Primary LanguageOpenQASM

QUESO

This is a tool for synthesizing quantum-circuit optimizers as described in [1]. This branch represents the latest version of QUESO and should be used for best results. To reproduce the experimental conditions of the paper, see the Zenodo artifact, which contains a Docker image with everything set up.

Dependencies

  • Java 17
  • Maven 3

Installation

git clone https://github.com/qqq-wisc/queso.git
cd queso
mvn package -Dmaven.test.skip

The JAR will be in queso/target.

Usage

Supported Gate Sets

If the gate set you are looking for is not in this list, read on to the next section to see how to add a new gate set. Additionally, feel free to open an issue requesting a new gate set. Pull requests adding new gate sets are welcome!

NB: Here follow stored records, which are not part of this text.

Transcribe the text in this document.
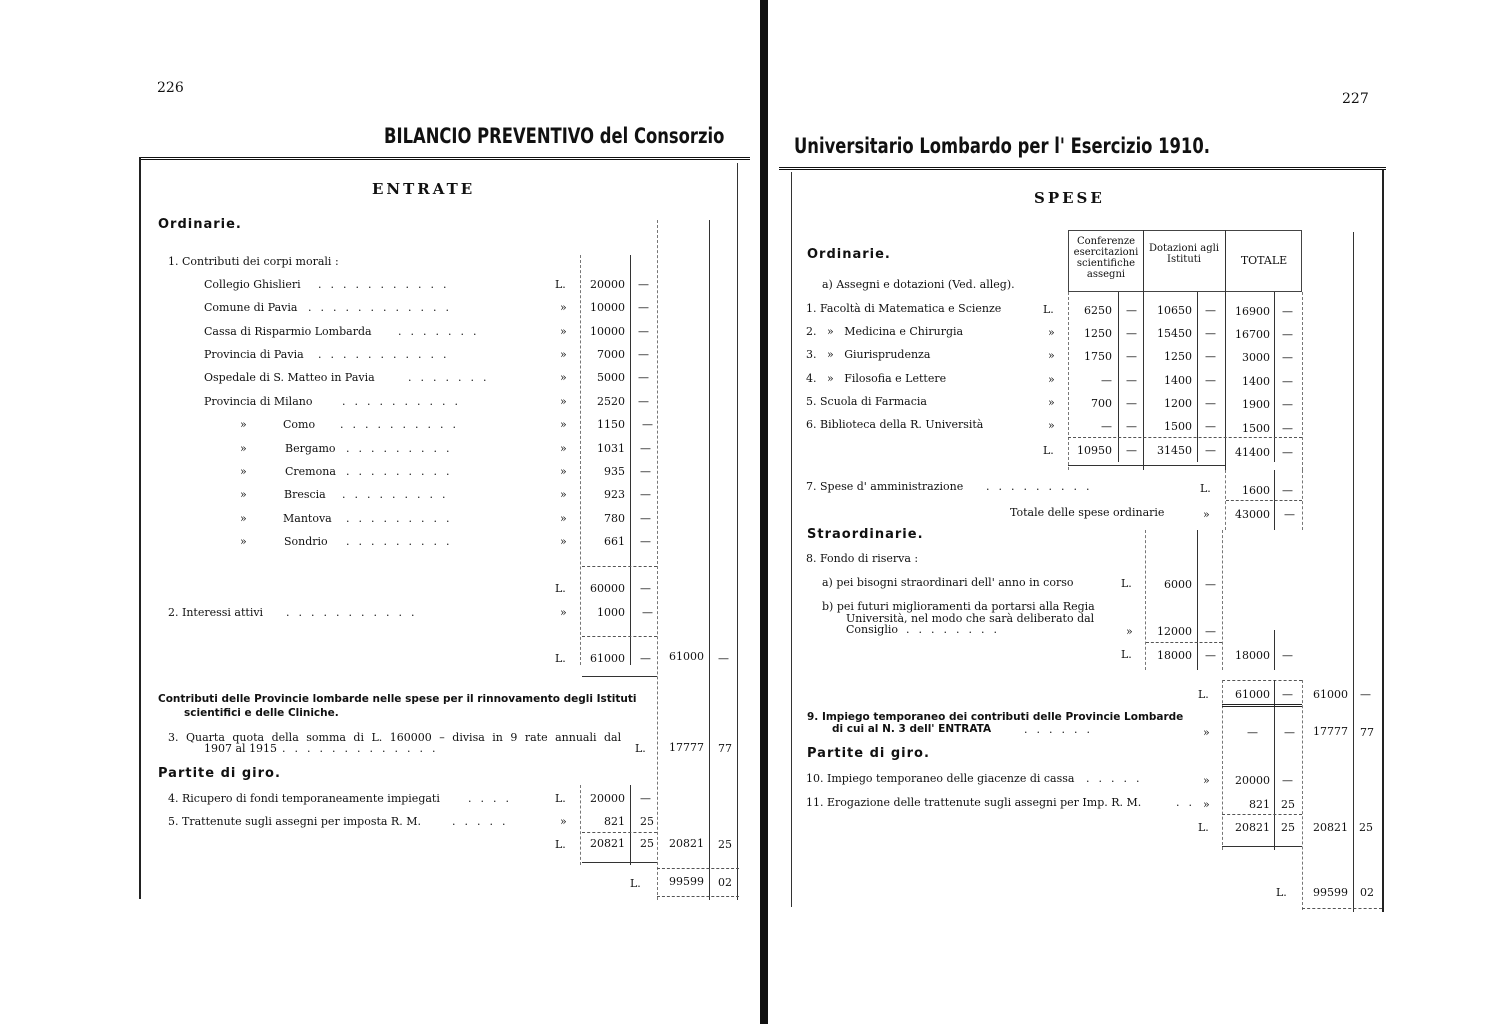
226
BILANCIO PREVENTIVO del Consorzio
ENTRATE
Ordinarie.
1. Contributi dei corpi morali :
Collegio Ghislieri ...........	L.	20000 —
Comune di Pavia ............	»	10000 —
Cassa di Risparmio Lombarda .......	»	10000 —
Provincia di Pavia ...........	»	7000 —
Ospedale di S. Matteo in Pavia	.......	»	5000 —
Provincia di Milano	..........	»	2520 —
»	Como ..........	»	1150 —
»	Bergamo .........	»	1031 —
»	Cremona .........	»	935 —
»	Brescia .........	»	923 —
»	Mantova .........	»	780 —
»	Sondrio .........	»	661 —
L.	60000 —
2. Interessi attivi ...........	»	1000 —
L.	61000 —	61000 —
Contributi delle Provincie lombarde nelle spese per il rinnovamento degli Istituti
scientifici e delle Cliniche.
3. Quarta quota della somma di L. 160000 – divisa in 9 rate annuali dal
1907 al 1915 .............	L.	17777 77
Partite di giro.
4. Ricupero di fondi temporaneamente impiegati	....	L.	20000 —
5. Trattenute sugli assegni per imposta R. M.	.....	»	821 25
L.	20821 25	20821 25
L.	99599 02
227
Universitario Lombardo per l' Esercizio 1910.
SPESE
Conferenze esercitazioni scientifiche assegni
Dotazioni agli Istituti	TOTALE
Ordinarie.
a) Assegni e dotazioni (Ved. alleg).
1. Facoltà di Matematica e Scienze	L.	6250 —	10650 —	16900 —
2.   »   Medicina e Chirurgia	»	1250 —	15450 —	16700 —
3.   »   Giurisprudenza	»	1750 —	1250 —	3000 —
4.   »   Filosofia e Lettere	»	— —	1400 —	1400 —
5. Scuola di Farmacia	»	700 —	1200 —	1900 —
6. Biblioteca della R. Università	»	— —	1500 —	1500 —
L.	10950 —	31450 —	41400 —
7. Spese d' amministrazione .........	L.	1600 —
Totale delle spese ordinarie	»	43000 —
Straordinarie.
8. Fondo di riserva :
a) pei bisogni straordinari dell' anno in corso	L.	6000 —
b) pei futuri miglioramenti da portarsi alla Regia
Università, nel modo che sarà deliberato dal
Consiglio ........	»	12000 —
L.	18000 —	18000 —
L.	61000 —	61000 —
9. Impiego temporaneo dei contributi delle Provincie Lombarde
di cui al N. 3 dell' ENTRATA	......	»	— —	17777 77
Partite di giro.
10. Impiego temporaneo delle giacenze di cassa .....	»	20000 —
11. Erogazione delle trattenute sugli assegni per Imp. R. M.	.. »	821 25
L.	20821 25	20821 25
L.	99599 02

  • IBM (old): u1, u2, u3, cx
  • IBM (new): rz, sx, x, cx
  • Rigetti: rx(pi/2), rx(-pi/2), rx(pi), rz, cz
  • Ion trap: rx, ry, rz, rxx
  • Nam [2]: h, rz, x, cx

Defining a New Gate Set

  1. Derive path sum semantics for the relevant gates
  2. Implement path sum semantics in a method in PathSum.java for each gate
  3. Add each new gate to applyGate(...) in Synthesizer.java and specify how angles should be enumerated if this is a parameterized gate
  4. Add the gate set at the bottom of Synthesizer.java with the desired angles

Synthesizing Rules

To see options available:

java --enable-preview -cp target/QUESO-1.0-jar-with-dependencies.jar Synthesizer

Example commands:

java --enable-preview -cp target/QUESO-1.0-jar-with-dependencies.jar Synthesizer -g nam -q 3 -s 3
java --enable-preview -cp target/QUESO-1.0-jar-with-dependencies.jar Synthesizer -g nam -q 3 -s 6

Optimizing a Circuit

To see options available:

java --enable-preview -cp target/QUESO-1.0-jar-with-dependencies.jar Optimizer

Example command:

java --enable-preview -cp target/QUESO-1.0-jar-with-dependencies.jar Optimizer -c benchmarks/decomposed/decomp0/nam_rz/decomp0_tof_3.qasm -g nam -r rules_q3_s6_nam.txt -sr rules_q3_s3_nam_symb.txt -t 3600 -o optimized_benchmarks -j "nam"

The following rule sizes result in the best performance:

Not Symbolic Symbolic
Nam 6 3
IBM (old) 4 3
Rigetti 5 3
Ion trap 3 3

References

[1] Amanda Xu, Abtin Molavi, Lauren Pick, Swamit Tannu, Aws Albarghouthi. Synthesizing quantum-circuit optimizers. Proceedings of the ACM on Programming Languages. Volume 7, PLDI, 2023. https://doi.org/10.1145/3591254

[2] Yunseong Nam, Neil J Ross, Yuan Su, Andrew M Childs, and Dmitri Maslov. 2018. Automated optimization of large quantum circuits with continuous parameters. npj Quantum Information 4, 1 (2018), 1-12.